Why I'm Building a Consultancy While Targeting FAANG
People ask me this a lot. If you want to work at Google or Amazon, why are you spending time building a consultancy? Should you not be grinding LeetCode and preparing for system design interviews instead?
I understand the question. It assumes that consultancy and FAANG are two different paths that pull you in opposite directions. But in my experience, they are complementary. One accelerates the other.
What Consultancy Actually Teaches You
Working with real clients on real problems teaches you things that no online course or practice problem can. You learn how to scope a project. You learn how to communicate technical concepts to non-technical stakeholders. You learn how to ship under constraints, deal with messy data, and handle ambiguity.
These are the exact skills that FAANG interviews test for in their behavioral and system design rounds. They want to see that you have operated in real environments, not just theoretical ones.
Every project I deliver is a story I can tell in an interview.
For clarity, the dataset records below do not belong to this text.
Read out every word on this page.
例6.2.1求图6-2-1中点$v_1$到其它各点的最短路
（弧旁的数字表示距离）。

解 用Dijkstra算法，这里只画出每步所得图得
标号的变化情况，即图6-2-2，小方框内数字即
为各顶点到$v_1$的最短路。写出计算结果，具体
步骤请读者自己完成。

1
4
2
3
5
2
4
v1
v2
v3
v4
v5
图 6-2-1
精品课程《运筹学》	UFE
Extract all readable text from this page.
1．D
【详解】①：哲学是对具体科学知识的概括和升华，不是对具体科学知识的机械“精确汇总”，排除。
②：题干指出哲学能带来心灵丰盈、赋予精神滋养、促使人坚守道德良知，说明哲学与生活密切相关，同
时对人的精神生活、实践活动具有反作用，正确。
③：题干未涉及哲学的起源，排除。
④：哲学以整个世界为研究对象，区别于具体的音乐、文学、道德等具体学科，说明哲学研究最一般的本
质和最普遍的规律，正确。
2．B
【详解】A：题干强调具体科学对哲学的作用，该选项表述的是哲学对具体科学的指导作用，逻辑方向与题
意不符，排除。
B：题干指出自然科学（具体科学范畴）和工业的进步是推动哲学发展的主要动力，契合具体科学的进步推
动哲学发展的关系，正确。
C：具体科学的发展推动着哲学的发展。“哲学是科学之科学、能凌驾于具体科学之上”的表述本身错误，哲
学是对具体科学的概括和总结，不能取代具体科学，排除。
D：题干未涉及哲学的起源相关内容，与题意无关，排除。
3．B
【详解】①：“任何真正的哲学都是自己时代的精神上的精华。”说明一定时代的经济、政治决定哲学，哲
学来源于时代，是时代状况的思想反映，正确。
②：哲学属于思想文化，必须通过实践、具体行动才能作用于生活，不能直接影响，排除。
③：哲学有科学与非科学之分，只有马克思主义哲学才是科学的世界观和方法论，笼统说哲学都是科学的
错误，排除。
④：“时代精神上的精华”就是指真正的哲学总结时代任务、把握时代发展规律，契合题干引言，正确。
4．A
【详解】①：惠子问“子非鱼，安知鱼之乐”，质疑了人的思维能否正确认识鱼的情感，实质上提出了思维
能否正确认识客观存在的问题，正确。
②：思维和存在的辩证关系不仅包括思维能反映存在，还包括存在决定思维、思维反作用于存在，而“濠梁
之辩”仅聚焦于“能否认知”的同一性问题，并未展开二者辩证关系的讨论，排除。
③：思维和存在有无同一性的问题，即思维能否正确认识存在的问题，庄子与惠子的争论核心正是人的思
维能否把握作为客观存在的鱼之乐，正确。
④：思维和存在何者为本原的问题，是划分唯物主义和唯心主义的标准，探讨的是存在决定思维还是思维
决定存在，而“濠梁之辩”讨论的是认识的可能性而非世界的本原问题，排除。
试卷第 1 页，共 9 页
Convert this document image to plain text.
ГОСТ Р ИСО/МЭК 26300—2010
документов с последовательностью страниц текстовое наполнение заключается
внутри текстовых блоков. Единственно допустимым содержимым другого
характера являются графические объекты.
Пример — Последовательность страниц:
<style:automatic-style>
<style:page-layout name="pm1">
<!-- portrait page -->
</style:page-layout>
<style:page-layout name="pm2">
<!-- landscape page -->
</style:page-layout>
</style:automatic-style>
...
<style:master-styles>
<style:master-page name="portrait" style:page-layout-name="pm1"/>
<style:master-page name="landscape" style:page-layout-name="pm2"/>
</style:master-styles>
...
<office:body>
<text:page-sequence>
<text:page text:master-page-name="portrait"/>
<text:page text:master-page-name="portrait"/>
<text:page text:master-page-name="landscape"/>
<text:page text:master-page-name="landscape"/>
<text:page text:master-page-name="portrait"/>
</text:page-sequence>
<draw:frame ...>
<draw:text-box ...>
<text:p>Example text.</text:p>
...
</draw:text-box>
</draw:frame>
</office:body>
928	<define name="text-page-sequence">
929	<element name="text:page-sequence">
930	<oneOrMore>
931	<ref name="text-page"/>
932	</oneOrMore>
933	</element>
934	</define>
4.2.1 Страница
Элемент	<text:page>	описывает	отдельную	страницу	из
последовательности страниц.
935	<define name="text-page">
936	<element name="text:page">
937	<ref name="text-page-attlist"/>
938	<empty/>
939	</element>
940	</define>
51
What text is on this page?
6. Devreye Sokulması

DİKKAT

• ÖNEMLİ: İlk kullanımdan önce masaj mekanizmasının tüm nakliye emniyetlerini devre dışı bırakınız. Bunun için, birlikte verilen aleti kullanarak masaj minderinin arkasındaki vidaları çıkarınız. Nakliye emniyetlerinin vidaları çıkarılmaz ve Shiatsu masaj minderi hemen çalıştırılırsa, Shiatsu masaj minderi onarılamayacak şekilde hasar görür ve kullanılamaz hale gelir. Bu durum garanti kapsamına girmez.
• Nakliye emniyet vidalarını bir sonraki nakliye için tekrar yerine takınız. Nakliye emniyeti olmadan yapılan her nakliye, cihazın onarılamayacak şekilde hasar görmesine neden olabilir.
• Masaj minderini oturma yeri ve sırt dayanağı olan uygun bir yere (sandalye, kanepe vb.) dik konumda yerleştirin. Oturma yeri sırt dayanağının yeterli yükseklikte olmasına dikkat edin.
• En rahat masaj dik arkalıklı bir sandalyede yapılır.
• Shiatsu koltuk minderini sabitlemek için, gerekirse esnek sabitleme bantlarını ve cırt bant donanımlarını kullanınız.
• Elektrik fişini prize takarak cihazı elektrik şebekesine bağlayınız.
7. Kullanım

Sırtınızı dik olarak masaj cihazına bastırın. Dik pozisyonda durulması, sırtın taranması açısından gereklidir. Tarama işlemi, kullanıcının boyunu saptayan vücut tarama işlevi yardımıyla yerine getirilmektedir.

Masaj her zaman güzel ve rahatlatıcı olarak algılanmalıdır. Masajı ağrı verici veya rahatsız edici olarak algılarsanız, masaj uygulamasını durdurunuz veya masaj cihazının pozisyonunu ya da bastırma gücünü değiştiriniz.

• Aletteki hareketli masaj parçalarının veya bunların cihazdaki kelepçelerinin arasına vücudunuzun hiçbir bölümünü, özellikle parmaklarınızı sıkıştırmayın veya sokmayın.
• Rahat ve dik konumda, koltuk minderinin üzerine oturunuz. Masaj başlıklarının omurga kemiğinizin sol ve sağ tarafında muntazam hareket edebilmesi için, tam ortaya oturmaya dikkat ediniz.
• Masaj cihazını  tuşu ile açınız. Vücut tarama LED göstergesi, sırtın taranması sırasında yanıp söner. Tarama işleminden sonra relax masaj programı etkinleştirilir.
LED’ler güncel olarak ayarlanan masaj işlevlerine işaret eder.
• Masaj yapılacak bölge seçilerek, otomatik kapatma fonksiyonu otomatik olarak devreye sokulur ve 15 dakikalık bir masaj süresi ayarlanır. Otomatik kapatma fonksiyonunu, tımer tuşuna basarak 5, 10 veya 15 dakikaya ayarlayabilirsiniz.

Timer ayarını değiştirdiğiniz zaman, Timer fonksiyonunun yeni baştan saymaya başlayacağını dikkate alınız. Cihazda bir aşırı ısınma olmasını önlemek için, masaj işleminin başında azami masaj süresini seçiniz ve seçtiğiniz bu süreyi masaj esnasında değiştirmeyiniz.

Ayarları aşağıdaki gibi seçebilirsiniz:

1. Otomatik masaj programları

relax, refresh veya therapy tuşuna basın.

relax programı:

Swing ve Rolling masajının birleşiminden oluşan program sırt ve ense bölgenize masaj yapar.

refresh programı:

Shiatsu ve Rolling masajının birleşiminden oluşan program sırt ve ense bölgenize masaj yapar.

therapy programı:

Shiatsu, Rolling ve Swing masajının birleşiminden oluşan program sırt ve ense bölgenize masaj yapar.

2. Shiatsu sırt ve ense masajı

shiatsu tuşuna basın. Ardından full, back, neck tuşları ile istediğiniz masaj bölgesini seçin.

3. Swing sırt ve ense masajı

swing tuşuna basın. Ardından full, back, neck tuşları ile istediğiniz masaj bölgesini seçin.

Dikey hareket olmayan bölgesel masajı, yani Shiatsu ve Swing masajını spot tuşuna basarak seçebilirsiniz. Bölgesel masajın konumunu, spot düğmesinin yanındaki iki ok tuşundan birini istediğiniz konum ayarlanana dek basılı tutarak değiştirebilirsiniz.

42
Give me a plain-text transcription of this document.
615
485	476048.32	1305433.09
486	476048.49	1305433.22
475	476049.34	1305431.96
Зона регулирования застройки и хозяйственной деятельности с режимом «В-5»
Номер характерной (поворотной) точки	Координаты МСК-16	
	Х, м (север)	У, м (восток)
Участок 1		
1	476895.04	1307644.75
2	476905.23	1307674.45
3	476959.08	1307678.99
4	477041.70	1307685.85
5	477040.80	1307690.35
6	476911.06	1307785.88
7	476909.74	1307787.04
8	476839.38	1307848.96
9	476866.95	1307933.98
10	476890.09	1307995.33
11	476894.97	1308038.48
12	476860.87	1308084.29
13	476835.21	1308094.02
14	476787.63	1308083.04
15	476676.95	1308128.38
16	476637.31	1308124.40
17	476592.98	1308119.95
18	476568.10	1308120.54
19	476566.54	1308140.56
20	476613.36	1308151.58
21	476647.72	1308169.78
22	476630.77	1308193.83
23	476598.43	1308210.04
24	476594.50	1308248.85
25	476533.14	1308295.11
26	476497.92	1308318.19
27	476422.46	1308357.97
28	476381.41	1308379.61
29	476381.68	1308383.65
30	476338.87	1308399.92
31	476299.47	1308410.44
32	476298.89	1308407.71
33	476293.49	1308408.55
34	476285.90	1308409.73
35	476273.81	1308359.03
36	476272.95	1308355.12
A real problem, a real solution, a real impact. That is worth more than any number of mock interviews.
The Skills Compound
When I build an automation pipeline for a client, I am writing production Python code. When I design a database schema for a Q&A agent, I am doing real system design. When I optimize a slow query, I am doing performance engineering. These are not side projects. They are professional engagements with real users and real consequences.
The depth of learning that comes from production work is different from studying. You encounter edge cases that no tutorial covers. You make architectural decisions that have real tradeoffs. You learn what good enough looks like, which is something FAANG engineers deal with every day.
Building a Track Record
FAANG companies look for impact. They want to see that you have done meaningful work, not that you have spent months preparing for their interview process. A consultancy gives you a portfolio of real projects with measurable outcomes.
When I walk into an interview and can talk about how I reduced a client's manual work by 90%, or how I built a system that handles thousands of queries a day, that carries weight. It demonstrates ownership, initiative, and execution. Those are the traits that hiring managers are actually looking for.
The Financial Safety Net
There is also a practical side. Job hunting at the FAANG level takes time. Months, sometimes. Having consultancy income means I can be patient. I do not have to accept the first offer that comes along because rent is due. I can wait for the right role at the right company.
This changes the entire dynamic of the job search. When you are not desperate, you negotiate better. You interview better. You make better decisions about which teams and which offers are actually a good fit.
The Long Game
My goal is not just to get into FAANG. It is to become the kind of engineer who thrives there. That means building real things, solving real problems, and developing real expertise. Consultancy forces me to do all of that at a pace that no study plan can match.
So no, I am not choosing between consultancy and FAANG. I am using one to earn the other. And honestly, I think that is the smarter play.